Genotype-phenotype correlations showed that RTHβ can be caused by both truncating and missense variants, which are mainly located at the common domains in the TRβ1 and TRβ2 isoforms, the LBD domain and the contiguous hinge region (Weiss et al., 1993). In contrast, the variant identified here, c.283 + 1G>A, is predicted to disrupt the N-terminal A/B domain of the TRβ1 isoform. This region shows promoter- and cell-specific activity (Aranda and Pascual, 2001) and is target for numerous post-translational modifications including phosphorylation, SUMOylation, and acetylation (Weikum et al., 2018). We hypothesized that the c.283 + 1G>A variant could impact retinal-specific functions mainly involved in cone viability without a major affectation of cone subtype specification that is mediated by TRβ2. In fact, a recent study experimentally demonstrates that TRβ1-knockout mice displayed only minor changes in opsin photopigment expression (Ng et al., 2023), resembling what we observed in our patients. Authors suggest that TRβ1, the predominant TRβ isoform at mature ages, may have a role in the survival of both cone photoreceptors and retinal pigment epithelium cells (Ng et al., 2023), as described in other retinal degeneration models (Ma et al., 2014; Ma et al., 2017; Ma et al., 2022), and now in the IRD patients of our cohort. Of note, only two putatively pathogenic variants have been identified in the TRβ1 N-terminal domain in patients with congenital hypothyroidism and thyroid dysgenesis (Zhou et al., 2018). However, the young age of these patients, the lack of an ophthalmologic evaluation, and the VUS status of these variants hampered the proper establishment of genotype-phenotype correlations. Here, we report the first likely pathogenic splicing variant in THRB, which also affects only the TRβ1 isoform, reflecting both the extraordinary intolerance to variation of this gene and the high complexity of retinal functions mediated by the different THRB isoforms. Hence, it will be of interest to screen this and other THRB variants in IRD patients from different populations in order to evaluate the burden of THRB variants in additional IRD cohorts worldwide.
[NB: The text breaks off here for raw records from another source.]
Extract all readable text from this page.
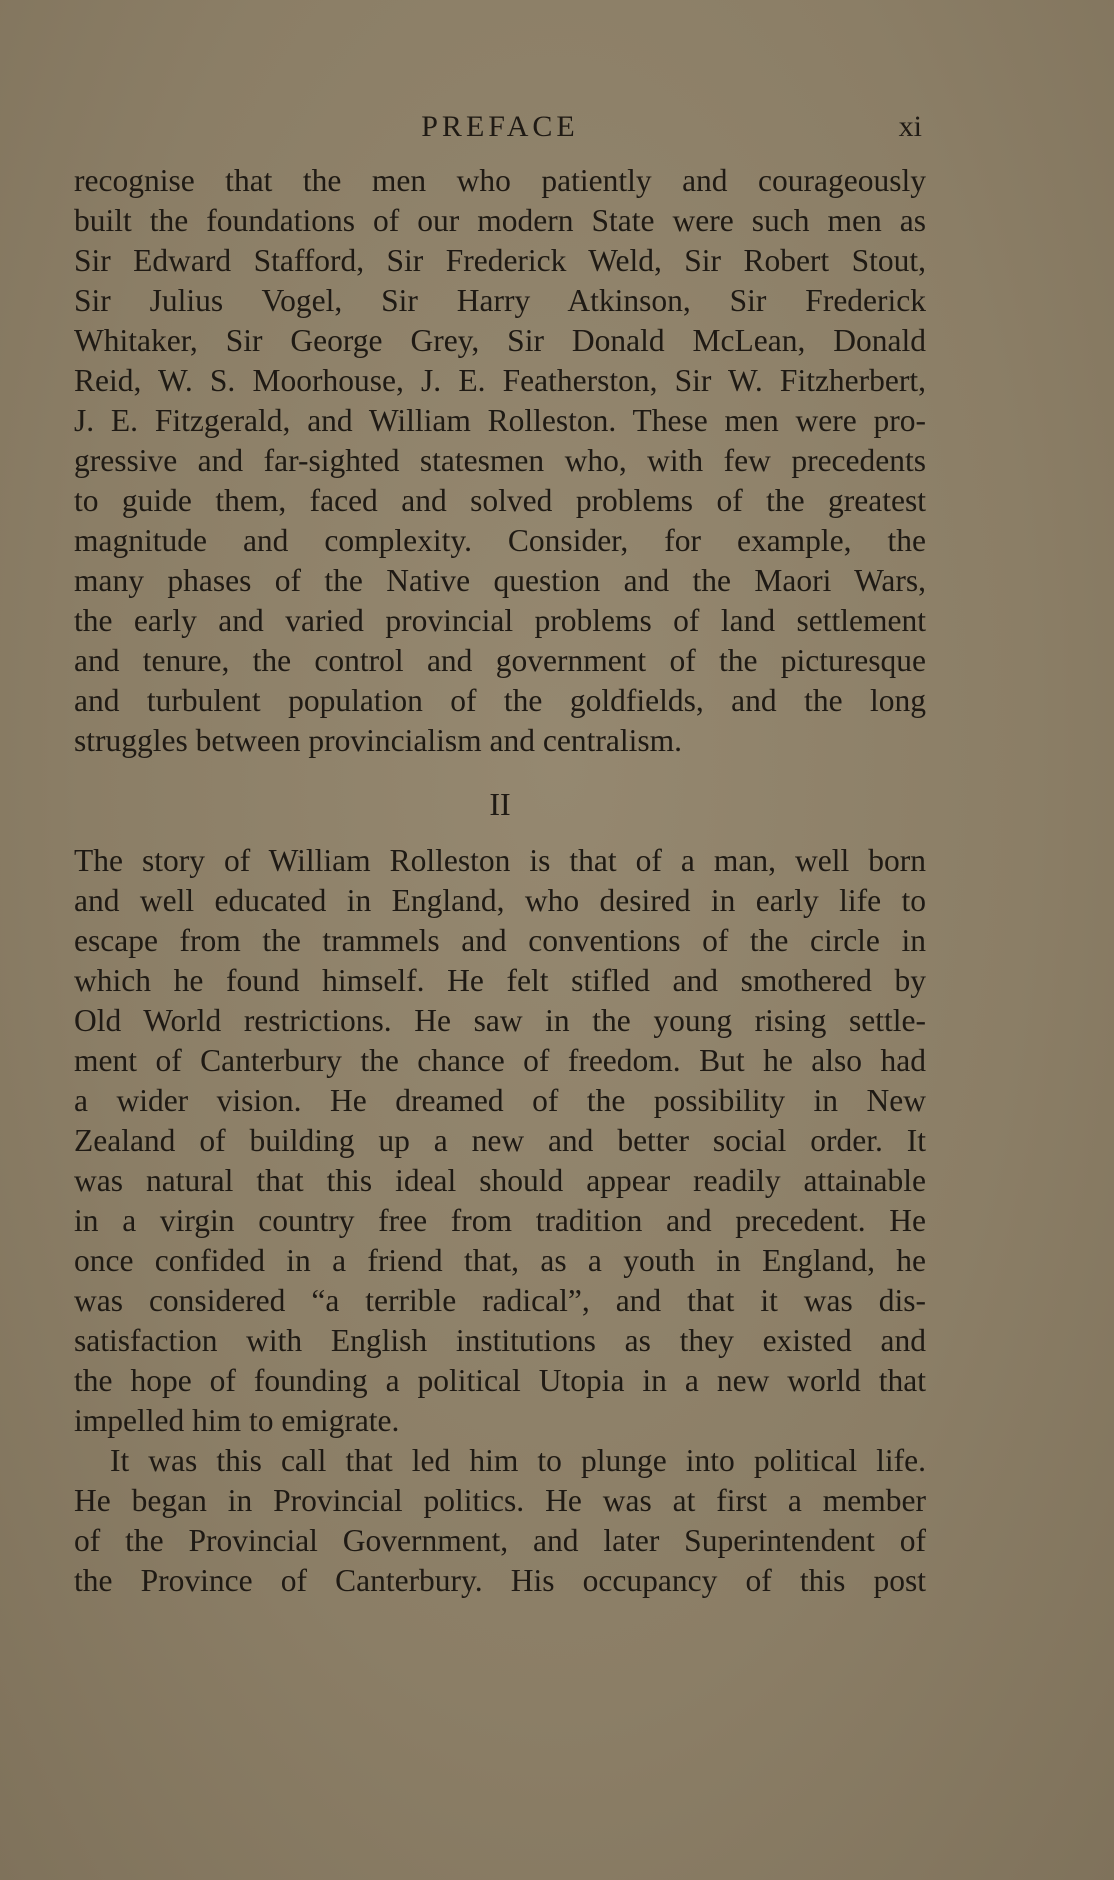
PREFACE	xi
recognise that the men who patiently and courageously
built the foundations of our modern State were such men as
Sir Edward Stafford, Sir Frederick Weld, Sir Robert Stout,
Sir Julius Vogel, Sir Harry Atkinson, Sir Frederick
Whitaker, Sir George Grey, Sir Donald McLean, Donald
Reid, W. S. Moorhouse, J. E. Featherston, Sir W. Fitzherbert,
J. E. Fitzgerald, and William Rolleston. These men were pro-
gressive and far-sighted statesmen who, with few precedents
to guide them, faced and solved problems of the greatest
magnitude and complexity. Consider, for example, the
many phases of the Native question and the Maori Wars,
the early and varied provincial problems of land settlement
and tenure, the control and government of the picturesque
and turbulent population of the goldfields, and the long
struggles between provincialism and centralism.
II
The story of William Rolleston is that of a man, well born
and well educated in England, who desired in early life to
escape from the trammels and conventions of the circle in
which he found himself. He felt stifled and smothered by
Old World restrictions. He saw in the young rising settle-
ment of Canterbury the chance of freedom. But he also had
a wider vision. He dreamed of the possibility in New
Zealand of building up a new and better social order. It
was natural that this ideal should appear readily attainable
in a virgin country free from tradition and precedent. He
once confided in a friend that, as a youth in England, he
was considered “a terrible radical”, and that it was dis-
satisfaction with English institutions as they existed and
the hope of founding a political Utopia in a new world that
impelled him to emigrate.
It was this call that led him to plunge into political life.
He began in Provincial politics. He was at first a member
of the Provincial Government, and later Superintendent of
the Province of Canterbury. His occupancy of this post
Also, dominant negative effects produced by THRB variants in RTHβ patients have been described and are possibly explained by the formation of heterodimers between normal and functionally inactive mutant receptor, which would diminish the activity of the resultant thyroid receptor (TR). This would reduce the amount of normal and potentially functional TR-T3 complexes and, therefore, higher concentrations of the hormone would be required to produce sufficient amount of hormone-saturated TR homodimers (Takeda et al., 1991). In fact, in this scenario, higher demands of thyroid hormones could trigger the activation of compensatory mechanisms like the increase of T3 levels, leading to cone apoptosis if this occurs in certain tissues like the retina (Ma et al., 2014; Ng et al., 2017). This is in line with previous findings that associated high T3 levels with an increased risk of age-related macular degeneration in human populations (Chaker et al., 2015; Gopinath et al., 2016). This is supported by the ocular phenotype described in our patients, who presented the photoreceptor layer thinning and the foveal cavitation without color vision alterations.
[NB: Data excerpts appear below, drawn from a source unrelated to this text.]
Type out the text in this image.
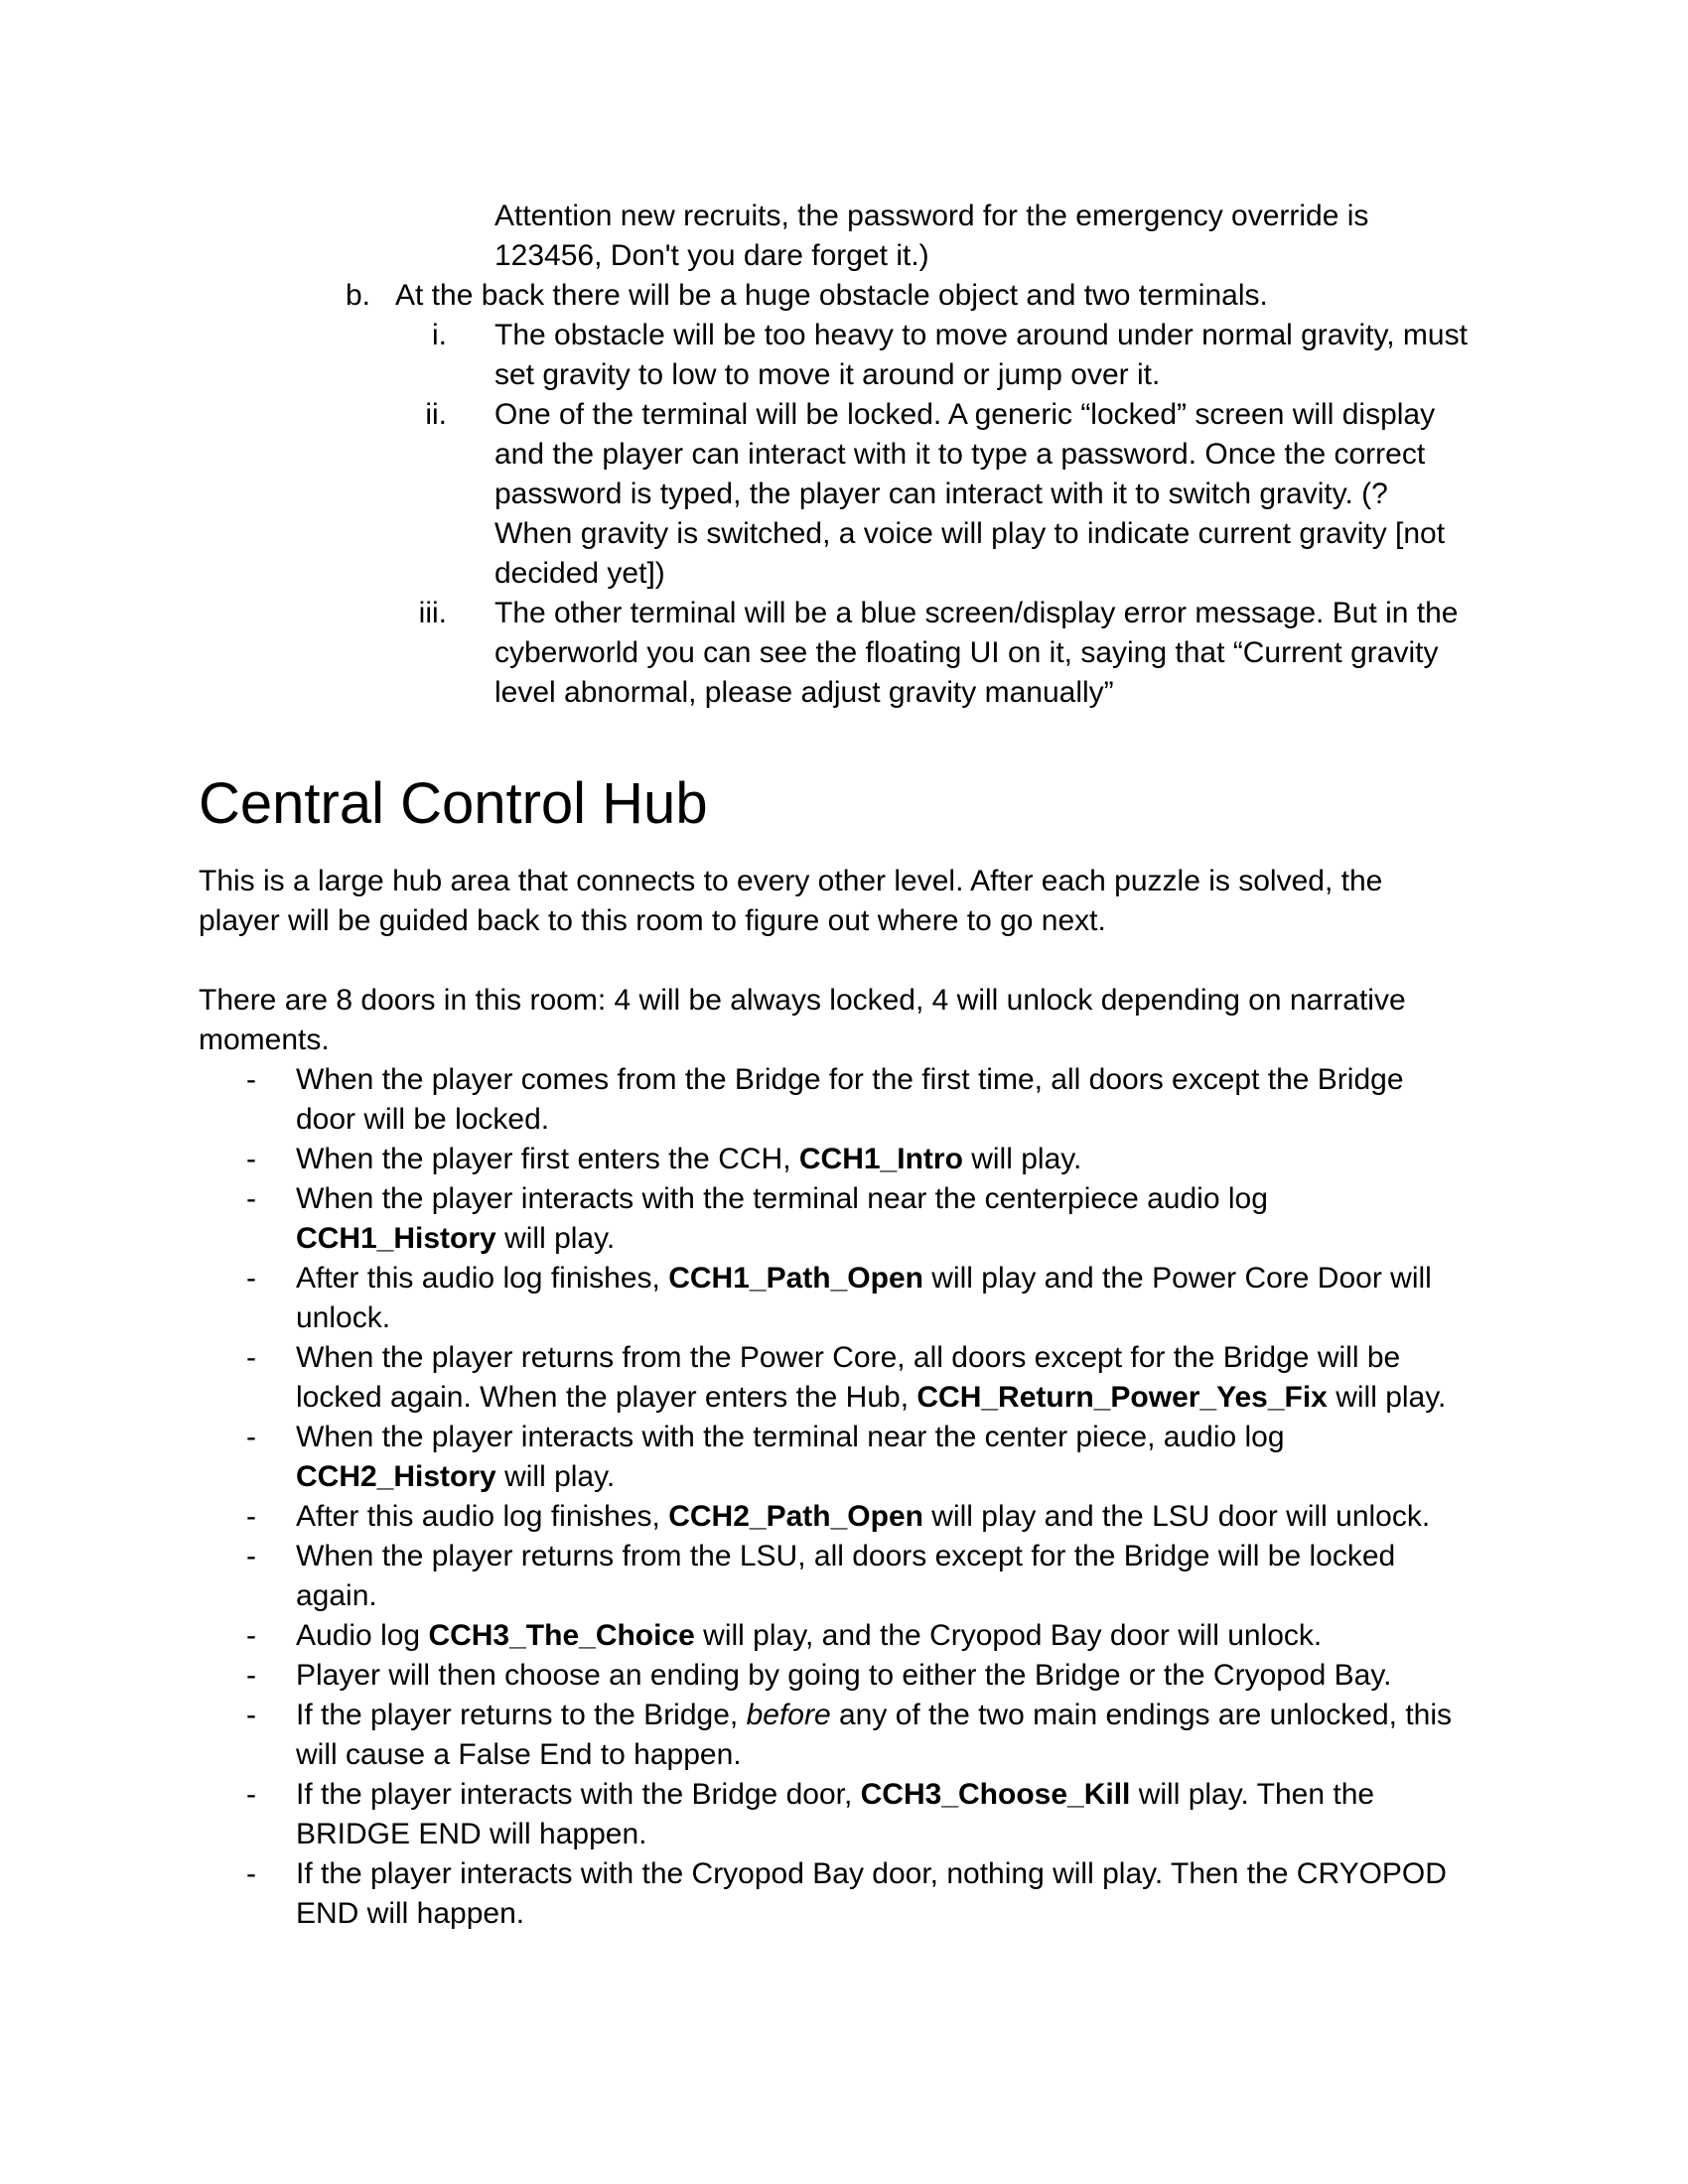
Attention new recruits, the password for the emergency override is
123456, Don't you dare forget it.)
b. At the back there will be a huge obstacle object and two terminals.
i. The obstacle will be too heavy to move around under normal gravity, must
set gravity to low to move it around or jump over it.
ii. One of the terminal will be locked. A generic “locked” screen will display
and the player can interact with it to type a password. Once the correct
password is typed, the player can interact with it to switch gravity. (?
When gravity is switched, a voice will play to indicate current gravity [not
decided yet])
iii. The other terminal will be a blue screen/display error message. But in the
cyberworld you can see the floating UI on it, saying that “Current gravity
level abnormal, please adjust gravity manually”
Central Control Hub
This is a large hub area that connects to every other level. After each puzzle is solved, the
player will be guided back to this room to figure out where to go next.
There are 8 doors in this room: 4 will be always locked, 4 will unlock depending on narrative
moments.
- When the player comes from the Bridge for the first time, all doors except the Bridge
door will be locked.
- When the player first enters the CCH, CCH1_Intro will play.
- When the player interacts with the terminal near the centerpiece audio log
CCH1_History will play.
- After this audio log finishes, CCH1_Path_Open will play and the Power Core Door will
unlock.
- When the player returns from the Power Core, all doors except for the Bridge will be
locked again. When the player enters the Hub, CCH_Return_Power_Yes_Fix will play.
- When the player interacts with the terminal near the center piece, audio log
CCH2_History will play.
- After this audio log finishes, CCH2_Path_Open will play and the LSU door will unlock.
- When the player returns from the LSU, all doors except for the Bridge will be locked
again.
- Audio log CCH3_The_Choice will play, and the Cryopod Bay door will unlock.
- Player will then choose an ending by going to either the Bridge or the Cryopod Bay.
- If the player returns to the Bridge, before any of the two main endings are unlocked, this
will cause a False End to happen.
- If the player interacts with the Bridge door, CCH3_Choose_Kill will play. Then the
BRIDGE END will happen.
- If the player interacts with the Cryopod Bay door, nothing will play. Then the CRYOPOD
END will happen.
On the other hand, our work has also highlighted the importance of reanalysis of NGS data before proceeding with the generation of new genetic data using sequencing protocols such as WES or WGS in unsolved patients. In fact, the THRB gene was already included in the targeted diagnostic approach for these patients, but it was not routinely analyzed in IRD patients due to the lack of association. We conclude that sequencing of a smaller set of genomic regions during the diagnostic routine, may show some discovery potential for the identification of genes not yet associated to a particular disease, but routinely sequenced during the diagnostic process, resulting in the establishment of novel genotype-phenotype correlations.
To sum up, given the reported eye findings in a group of nearly 30 RTHβ patients (Weiss et al., 2012; Campi et al., 2017) and the demonstration that ablation of THRB in animal models induces retinal changes mainly consisting of cone differentiation defects, ophthalmological monitoring should be recommended together with an endocrine evaluation in patients with suspected THRB-associated syndrome. Similarly, likely pathogenic variants in the THRB gene, especially in the TRβ1 specific exons, should also be considered as disease-causing in patients with clinically diagnosed macular dystrophies, cone-dystrophy, or Stargardt disease with or without extra-ocular manifestations. We thereby expanded the phenotype of THRB pathogenic variants including a spectrum of IRD as the main clinical manifestation.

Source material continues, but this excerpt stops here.